For quick prototyping or low-stakes tasks, reduce both parameters to minimize token usage:
Use maker_plan_and_execute with batchSize=3 and k=3 to draft a project README for a Node.js CLI tool.
The native binary is cached after the first download so subsequent starts are instant.
| Platform | Default cache location |
|---|---|
| Windows | %LOCALAPPDATA%\maker-mcp\{version}\{rid}\ |
| macOS / Linux | ~/.cache/maker-mcp/{version}/{rid}/ |
Override with the MAKER_MCP_CACHE environment variable:
"env": {
"MAKER_MCP_CACHE": "/opt/maker-mcp-cache"
}To force a re-download, delete the cache directory and restart your MCP client.
| Platform | Architecture | RID |
|---|---|---|
| Windows | x64 | win-x64 |
| macOS | x64 (Intel) | osx-x64 |
| macOS | arm64 (Apple Silicon) | osx-arm64 |
| Linux | x64 | linux-x64 |
macOS quarantine warning
If macOS blocks the binary after download, remove the quarantine attribute:
xattr -d com.apple.quarantine ~/.cache/maker-mcp/<version>/osx-arm64/maker-mcpBinary not found / HTTP error on first run
The bootstrap script downloads from GitHub Releases. Make sure the version in package.json has a corresponding GitHub Release with the platform tarballs attached. Check your network/proxy settings if the download fails.

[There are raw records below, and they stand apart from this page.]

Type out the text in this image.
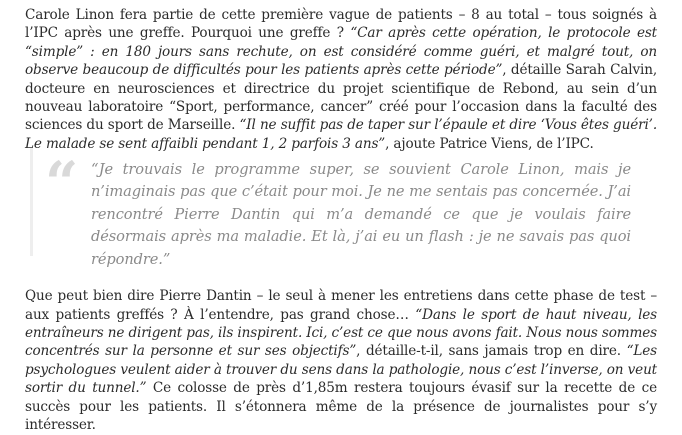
Carole Linon fera partie de cette première vague de patients – 8 au total – tous soignés à l’IPC après une greffe. Pourquoi une greffe ? “Car après cette opération, le protocole est “simple” : en 180 jours sans rechute, on est considéré comme guéri, et malgré tout, on observe beaucoup de difficultés pour les patients après cette période”, détaille Sarah Calvin, docteure en neurosciences et directrice du projet scientifique de Rebond, au sein d’un nouveau laboratoire “Sport, performance, cancer” créé pour l’occasion dans la faculté des sciences du sport de Marseille. “Il ne suffit pas de taper sur l’épaule et dire ‘Vous êtes guéri’. Le malade se sent affaibli pendant 1, 2 parfois 3 ans”, ajoute Patrice Viens, de l’IPC.

Que peut bien dire Pierre Dantin – le seul à mener les entretiens dans cette phase de test – aux patients greffés ? À l’entendre, pas grand chose… “Dans le sport de haut niveau, les entraîneurs ne dirigent pas, ils inspirent. Ici, c’est ce que nous avons fait. Nous nous sommes concentrés sur la personne et sur ses objectifs”, détaille-t-il, sans jamais trop en dire. “Les psychologues veulent aider à trouver du sens dans la pathologie, nous c’est l’inverse, on veut sortir du tunnel.” Ce colosse de près d’1,85m restera toujours évasif sur la recette de ce succès pour les patients. Il s’étonnera même de la présence de journalistes pour s’y intéresser.

“ “Je trouvais le programme super, se souvient Carole Linon, mais je n’imaginais pas que c’était pour moi. Je ne me sentais pas concernée. J’ai rencontré Pierre Dantin qui m’a demandé ce que je voulais faire désormais après ma maladie. Et là, j’ai eu un flash : je ne savais pas quoi répondre.”
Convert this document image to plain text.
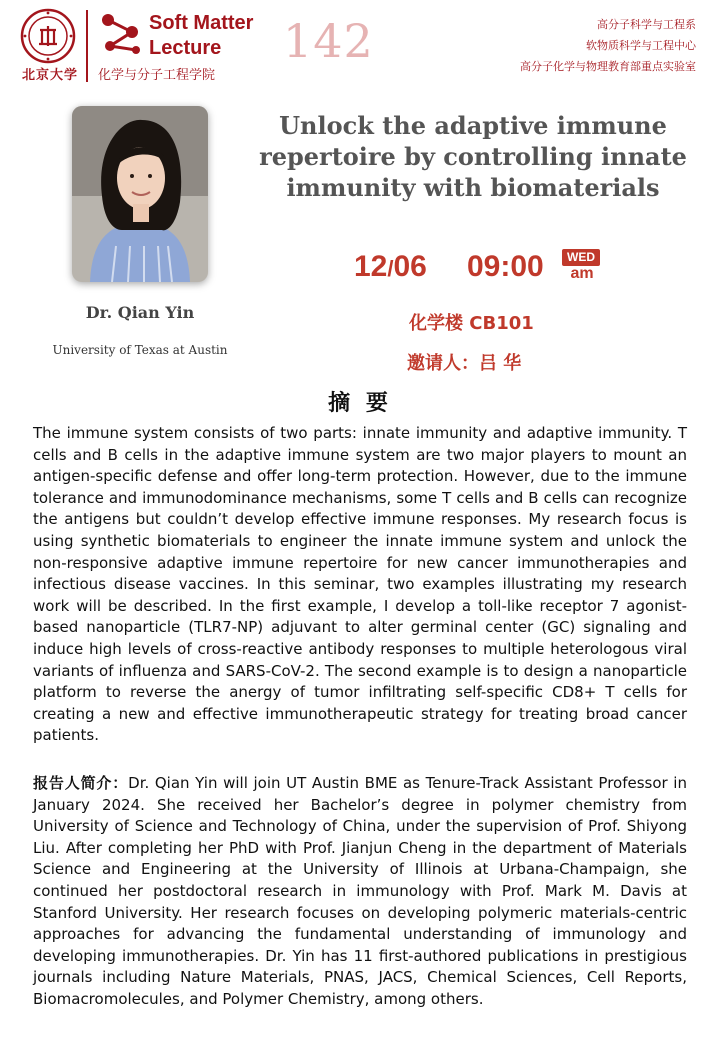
北京大学
Soft Matter Lecture	142
化学与分子工程学院
高分子科学与工程系
软物质科学与工程中心
高分子化学与物理教育部重点实验室
Dr. Qian Yin
University of Texas at Austin
Unlock the adaptive immune repertoire by controlling innate immunity with biomaterials
12/06 09:00	WED
am
化学楼 CB101
邀请人：吕 华
摘 要
The immune system consists of two parts: innate immunity and adaptive immunity. T cells and B cells in the adaptive immune system are two major players to mount an antigen-specific defense and offer long-term protection. However, due to the immune tolerance and immunodominance mechanisms, some T cells and B cells can recognize the antigens but couldn’t develop effective immune responses. My research focus is using synthetic biomaterials to engineer the innate immune system and unlock the non-responsive adaptive immune repertoire for new cancer immunotherapies and infectious disease vaccines. In this seminar, two examples illustrating my research work will be described. In the first example, I develop a toll-like receptor 7 agonist-based nanoparticle (TLR7-NP) adjuvant to alter germinal center (GC) signaling and induce high levels of cross-reactive antibody responses to multiple heterologous viral variants of influenza and SARS-CoV-2. The second example is to design a nanoparticle platform to reverse the anergy of tumor infiltrating self-specific CD8+ T cells for creating a new and effective immunotherapeutic strategy for treating broad cancer patients.
报告人简介：Dr. Qian Yin will join UT Austin BME as Tenure-Track Assistant Professor in January 2024. She received her Bachelor’s degree in polymer chemistry from University of Science and Technology of China, under the supervision of Prof. Shiyong Liu. After completing her PhD with Prof. Jianjun Cheng in the department of Materials Science and Engineering at the University of Illinois at Urbana-Champaign, she continued her postdoctoral research in immunology with Prof. Mark M. Davis at Stanford University. Her research focuses on developing polymeric materials-centric approaches for advancing the fundamental understanding of immunology and developing immunotherapies. Dr. Yin has 11 first-authored publications in prestigious journals including Nature Materials, PNAS, JACS, Chemical Sciences, Cell Reports, Biomacromolecules, and Polymer Chemistry, among others.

All votes reject every proposal
- Verify your API key is valid and has sufficient quota.
- Confirm the chosen model name is correct for the selected provider.
- Try lowering
kto3to make consensus easier to reach while debugging.
Unsupported platform error
Only the four RIDs listed above are supported. ARM Linux is not currently packaged. Open an issue at github.com/IgniteUI/MAKER to request additional platforms.